Ankit Khatana

Personal information
- Born: 9 September 1998 (age 27) Gurgaon district, Haryana, India

Sport
- Sport: Boxing
- Weight class: Lightweight (60 Kg)

Medal record
amateur boxing
Representing India
Youth World Championships
| Bronze medal – third place | 2018 Budapest | Lightweight |
South Asian Games
| Gold medal – first place | 2019 Kathmandu | Lightweight |

= Ankit Khatana =

Indian boxer (born 1998)

Ankit Khatana is an Indian amateur boxer. He won the bronze medal at the 2018 Youth World Championships held in Hungary. He has been a National Champion, 2019 and was a gold medalist at the 2019 South Asian Games.
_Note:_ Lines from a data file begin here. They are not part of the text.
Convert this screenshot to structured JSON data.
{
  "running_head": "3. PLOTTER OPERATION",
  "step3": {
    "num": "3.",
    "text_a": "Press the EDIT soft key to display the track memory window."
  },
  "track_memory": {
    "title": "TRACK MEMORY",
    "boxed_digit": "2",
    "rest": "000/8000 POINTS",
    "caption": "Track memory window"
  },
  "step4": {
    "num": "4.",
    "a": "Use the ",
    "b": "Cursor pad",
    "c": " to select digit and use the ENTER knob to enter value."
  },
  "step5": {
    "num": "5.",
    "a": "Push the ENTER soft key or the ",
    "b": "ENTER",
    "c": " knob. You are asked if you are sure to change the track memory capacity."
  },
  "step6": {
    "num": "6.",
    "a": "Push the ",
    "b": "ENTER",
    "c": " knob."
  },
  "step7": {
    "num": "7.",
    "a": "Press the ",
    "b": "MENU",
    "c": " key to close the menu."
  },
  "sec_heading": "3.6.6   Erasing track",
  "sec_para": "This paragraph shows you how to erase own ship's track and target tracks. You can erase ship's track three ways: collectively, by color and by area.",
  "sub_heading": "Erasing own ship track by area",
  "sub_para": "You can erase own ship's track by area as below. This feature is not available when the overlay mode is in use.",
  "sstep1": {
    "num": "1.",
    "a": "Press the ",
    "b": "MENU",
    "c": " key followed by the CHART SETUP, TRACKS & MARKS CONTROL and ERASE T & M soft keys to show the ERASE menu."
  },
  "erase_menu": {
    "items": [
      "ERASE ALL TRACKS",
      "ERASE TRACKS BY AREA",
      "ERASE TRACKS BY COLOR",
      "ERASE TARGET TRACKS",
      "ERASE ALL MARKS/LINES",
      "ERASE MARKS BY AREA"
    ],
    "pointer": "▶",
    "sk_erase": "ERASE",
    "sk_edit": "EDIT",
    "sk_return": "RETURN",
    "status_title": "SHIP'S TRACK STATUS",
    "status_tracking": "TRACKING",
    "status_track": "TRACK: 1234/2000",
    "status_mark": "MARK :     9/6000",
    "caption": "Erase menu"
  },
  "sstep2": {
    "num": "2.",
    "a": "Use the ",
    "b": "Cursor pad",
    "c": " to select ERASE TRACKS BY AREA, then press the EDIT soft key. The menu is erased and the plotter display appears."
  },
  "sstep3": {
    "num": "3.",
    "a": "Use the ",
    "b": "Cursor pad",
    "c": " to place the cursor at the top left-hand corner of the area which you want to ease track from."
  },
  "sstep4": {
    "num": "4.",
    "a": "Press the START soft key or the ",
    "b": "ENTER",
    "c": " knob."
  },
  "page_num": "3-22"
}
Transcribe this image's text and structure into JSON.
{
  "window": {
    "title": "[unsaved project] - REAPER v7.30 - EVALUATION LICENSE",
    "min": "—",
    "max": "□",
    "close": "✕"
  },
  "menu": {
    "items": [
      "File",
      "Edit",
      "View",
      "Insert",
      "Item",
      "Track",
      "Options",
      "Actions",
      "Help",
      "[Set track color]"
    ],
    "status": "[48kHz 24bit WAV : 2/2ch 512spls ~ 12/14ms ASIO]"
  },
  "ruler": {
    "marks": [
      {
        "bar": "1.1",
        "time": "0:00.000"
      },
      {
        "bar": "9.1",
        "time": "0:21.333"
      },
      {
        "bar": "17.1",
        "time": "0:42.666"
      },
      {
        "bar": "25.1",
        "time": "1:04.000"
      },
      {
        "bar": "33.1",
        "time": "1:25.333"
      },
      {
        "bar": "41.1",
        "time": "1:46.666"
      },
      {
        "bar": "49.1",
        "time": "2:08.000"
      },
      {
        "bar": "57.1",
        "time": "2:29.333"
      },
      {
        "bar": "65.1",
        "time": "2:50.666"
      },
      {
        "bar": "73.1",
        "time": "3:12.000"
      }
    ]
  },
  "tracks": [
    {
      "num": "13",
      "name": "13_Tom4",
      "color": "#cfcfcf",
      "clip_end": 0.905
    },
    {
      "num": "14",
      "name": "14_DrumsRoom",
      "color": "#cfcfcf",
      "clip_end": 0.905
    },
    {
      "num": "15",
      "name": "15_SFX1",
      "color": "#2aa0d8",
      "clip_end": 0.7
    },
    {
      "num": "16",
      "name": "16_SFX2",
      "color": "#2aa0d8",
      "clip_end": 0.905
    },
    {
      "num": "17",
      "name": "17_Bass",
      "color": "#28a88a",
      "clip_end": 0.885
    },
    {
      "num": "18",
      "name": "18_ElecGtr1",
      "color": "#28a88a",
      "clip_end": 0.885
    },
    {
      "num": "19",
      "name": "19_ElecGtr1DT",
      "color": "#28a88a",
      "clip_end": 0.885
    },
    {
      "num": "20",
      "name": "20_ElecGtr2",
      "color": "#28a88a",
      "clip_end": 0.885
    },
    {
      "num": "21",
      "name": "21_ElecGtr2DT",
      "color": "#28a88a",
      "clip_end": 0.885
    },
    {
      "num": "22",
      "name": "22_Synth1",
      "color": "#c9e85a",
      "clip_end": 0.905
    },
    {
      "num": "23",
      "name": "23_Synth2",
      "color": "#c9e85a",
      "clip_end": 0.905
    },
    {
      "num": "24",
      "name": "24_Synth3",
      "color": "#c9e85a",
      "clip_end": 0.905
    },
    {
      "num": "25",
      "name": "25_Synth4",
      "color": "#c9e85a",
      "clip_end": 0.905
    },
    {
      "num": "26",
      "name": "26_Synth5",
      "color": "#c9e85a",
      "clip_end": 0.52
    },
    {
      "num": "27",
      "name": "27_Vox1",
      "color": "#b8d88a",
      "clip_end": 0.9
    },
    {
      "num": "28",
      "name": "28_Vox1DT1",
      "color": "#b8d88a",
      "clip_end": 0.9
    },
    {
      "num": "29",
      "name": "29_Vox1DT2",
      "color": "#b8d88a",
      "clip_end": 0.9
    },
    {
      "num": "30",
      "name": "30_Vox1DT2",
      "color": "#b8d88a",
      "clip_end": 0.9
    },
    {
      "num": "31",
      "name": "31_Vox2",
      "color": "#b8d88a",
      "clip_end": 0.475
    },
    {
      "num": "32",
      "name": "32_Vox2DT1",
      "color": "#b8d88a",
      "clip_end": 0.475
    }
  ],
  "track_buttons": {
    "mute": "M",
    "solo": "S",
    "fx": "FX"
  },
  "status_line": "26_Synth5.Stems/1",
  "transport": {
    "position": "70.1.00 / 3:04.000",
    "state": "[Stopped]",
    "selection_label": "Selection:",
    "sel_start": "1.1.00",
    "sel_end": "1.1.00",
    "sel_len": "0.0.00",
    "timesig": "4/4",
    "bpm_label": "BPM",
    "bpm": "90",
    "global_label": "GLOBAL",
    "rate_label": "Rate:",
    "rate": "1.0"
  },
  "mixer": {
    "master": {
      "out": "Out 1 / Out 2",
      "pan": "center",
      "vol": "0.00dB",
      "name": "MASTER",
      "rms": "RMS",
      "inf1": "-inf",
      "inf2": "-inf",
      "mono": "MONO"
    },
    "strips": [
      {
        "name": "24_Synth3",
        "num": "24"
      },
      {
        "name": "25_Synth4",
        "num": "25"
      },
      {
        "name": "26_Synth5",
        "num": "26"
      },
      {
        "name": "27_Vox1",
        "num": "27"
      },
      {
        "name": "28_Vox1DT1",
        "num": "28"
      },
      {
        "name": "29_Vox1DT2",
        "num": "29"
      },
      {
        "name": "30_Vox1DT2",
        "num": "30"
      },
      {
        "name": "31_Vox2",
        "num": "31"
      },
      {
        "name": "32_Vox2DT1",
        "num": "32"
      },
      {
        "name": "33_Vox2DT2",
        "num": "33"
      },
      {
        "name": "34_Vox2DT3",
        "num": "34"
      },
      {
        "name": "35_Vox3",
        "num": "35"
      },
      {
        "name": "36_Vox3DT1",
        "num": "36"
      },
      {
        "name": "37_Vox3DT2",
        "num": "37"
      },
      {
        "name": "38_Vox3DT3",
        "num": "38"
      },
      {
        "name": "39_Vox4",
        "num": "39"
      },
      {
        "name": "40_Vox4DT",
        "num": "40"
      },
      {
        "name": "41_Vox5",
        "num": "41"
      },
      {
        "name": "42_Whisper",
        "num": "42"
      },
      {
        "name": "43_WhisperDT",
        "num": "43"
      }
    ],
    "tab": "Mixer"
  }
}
In International tournaments he won the bronze at the 36th Feliks Stamm International Tournament, Poland.

== Career ==
Khatana started his boxing career by participating in 28th Sub Junior Men State Boxing Championship in 2013 and won the bronze medal in the 41st Junior Men Haryana State Boxing Championship 2015–16. Next he won the gold medal in the South Asian Games held in Kathmandu, Nepal. He next won the silver medal in the AIBA Youth World Boxing Championships 2018. In 2019, Khatana then participated in the 4th Elite men's national boxing championship held in Himachal Pradesh where he bagged a gold medal.